Auto, boulot,
impôts !
Ce matin là, vers 6h50, je croise dans les
rues de Hannut deux jeunes garçons, trop jeunes encore pour
fréquenter le secondaire et, pourtant, déjà sur la
route. La mallette sur le dos, lourde apparemment, ils se dirigent vers
leur école où, sans doute, les attend « la
garderie ». Et peut-être, en fin de journée,
seront-ils parmi les derniers à quitter l’établissement,
après 18h… Ceci est symptomatique de notre époque.
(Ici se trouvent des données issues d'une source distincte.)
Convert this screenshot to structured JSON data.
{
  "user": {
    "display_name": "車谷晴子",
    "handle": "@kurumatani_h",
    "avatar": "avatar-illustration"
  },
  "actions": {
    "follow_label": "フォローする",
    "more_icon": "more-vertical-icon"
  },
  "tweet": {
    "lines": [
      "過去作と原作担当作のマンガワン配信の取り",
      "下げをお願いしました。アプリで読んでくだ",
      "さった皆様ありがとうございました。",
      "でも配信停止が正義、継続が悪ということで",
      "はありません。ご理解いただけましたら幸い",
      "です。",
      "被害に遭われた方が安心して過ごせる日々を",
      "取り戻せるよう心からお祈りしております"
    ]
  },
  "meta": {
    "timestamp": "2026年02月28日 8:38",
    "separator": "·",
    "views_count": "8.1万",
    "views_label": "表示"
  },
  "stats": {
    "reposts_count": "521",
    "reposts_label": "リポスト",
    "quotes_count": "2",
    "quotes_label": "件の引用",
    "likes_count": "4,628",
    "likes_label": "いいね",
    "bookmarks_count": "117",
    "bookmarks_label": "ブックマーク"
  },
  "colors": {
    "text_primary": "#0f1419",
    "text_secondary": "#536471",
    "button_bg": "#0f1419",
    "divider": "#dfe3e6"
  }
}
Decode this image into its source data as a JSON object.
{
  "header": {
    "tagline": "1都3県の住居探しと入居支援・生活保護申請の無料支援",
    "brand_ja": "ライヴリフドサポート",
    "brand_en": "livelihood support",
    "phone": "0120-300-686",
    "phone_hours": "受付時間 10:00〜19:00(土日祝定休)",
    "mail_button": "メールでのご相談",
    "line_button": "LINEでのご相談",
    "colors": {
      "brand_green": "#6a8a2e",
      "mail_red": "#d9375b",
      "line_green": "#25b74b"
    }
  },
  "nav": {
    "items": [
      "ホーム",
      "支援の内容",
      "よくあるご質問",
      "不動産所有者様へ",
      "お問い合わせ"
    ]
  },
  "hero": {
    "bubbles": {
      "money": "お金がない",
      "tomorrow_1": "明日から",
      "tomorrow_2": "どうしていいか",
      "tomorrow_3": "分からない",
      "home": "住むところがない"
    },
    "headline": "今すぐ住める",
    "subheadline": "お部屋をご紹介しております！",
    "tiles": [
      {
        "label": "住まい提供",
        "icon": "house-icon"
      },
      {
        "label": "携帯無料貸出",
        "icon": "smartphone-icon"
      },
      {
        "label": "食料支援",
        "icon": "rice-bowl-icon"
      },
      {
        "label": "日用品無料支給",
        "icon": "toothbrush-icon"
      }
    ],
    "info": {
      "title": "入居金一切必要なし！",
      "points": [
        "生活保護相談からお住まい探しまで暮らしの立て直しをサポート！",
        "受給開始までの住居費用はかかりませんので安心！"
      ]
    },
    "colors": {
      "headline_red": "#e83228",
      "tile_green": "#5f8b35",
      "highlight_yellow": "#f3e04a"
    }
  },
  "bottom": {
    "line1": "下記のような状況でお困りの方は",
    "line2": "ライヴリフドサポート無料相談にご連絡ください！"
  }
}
Des enfants quittent la maison très tôt
et y rentrent tard le soir parce que leurs parents doivent travailler
tous les deux pour subvenir aux besoins de leur famille. Faut-il envier
ces couples dont les deux conjoints ont la chance d’avoir du travail
quitte à devoir laisser leur progéniture livrée
à elle-même? Que penser de ces moments importants de la
journée, la préparation du départ et l’accueil du
retour, sacrifiés sur l’autel de la précipitation et du
vite fait mal fait ? A force de réduire au strict minimum
le temps consacré aux aides et conseils pour les devoirs, les
relations lors d’un repas partagé dans la quiétude et
à l’écoute, aux confidences partagées entre
adultes et enfants… comment s’étonner que la famille
réponde mal aux besoins des enfants et que trop de jeunes vivent
mal une course incessante tout au long de la journée, de la
semaine et de l’année ?
Poser ces questions, ce n’est pas juger les parents
que notre mode de société contraint à adopter un
rythme de vie effréné quitte à sacrifier des
moments essentiels dans l’éducation des enfants et adolescents.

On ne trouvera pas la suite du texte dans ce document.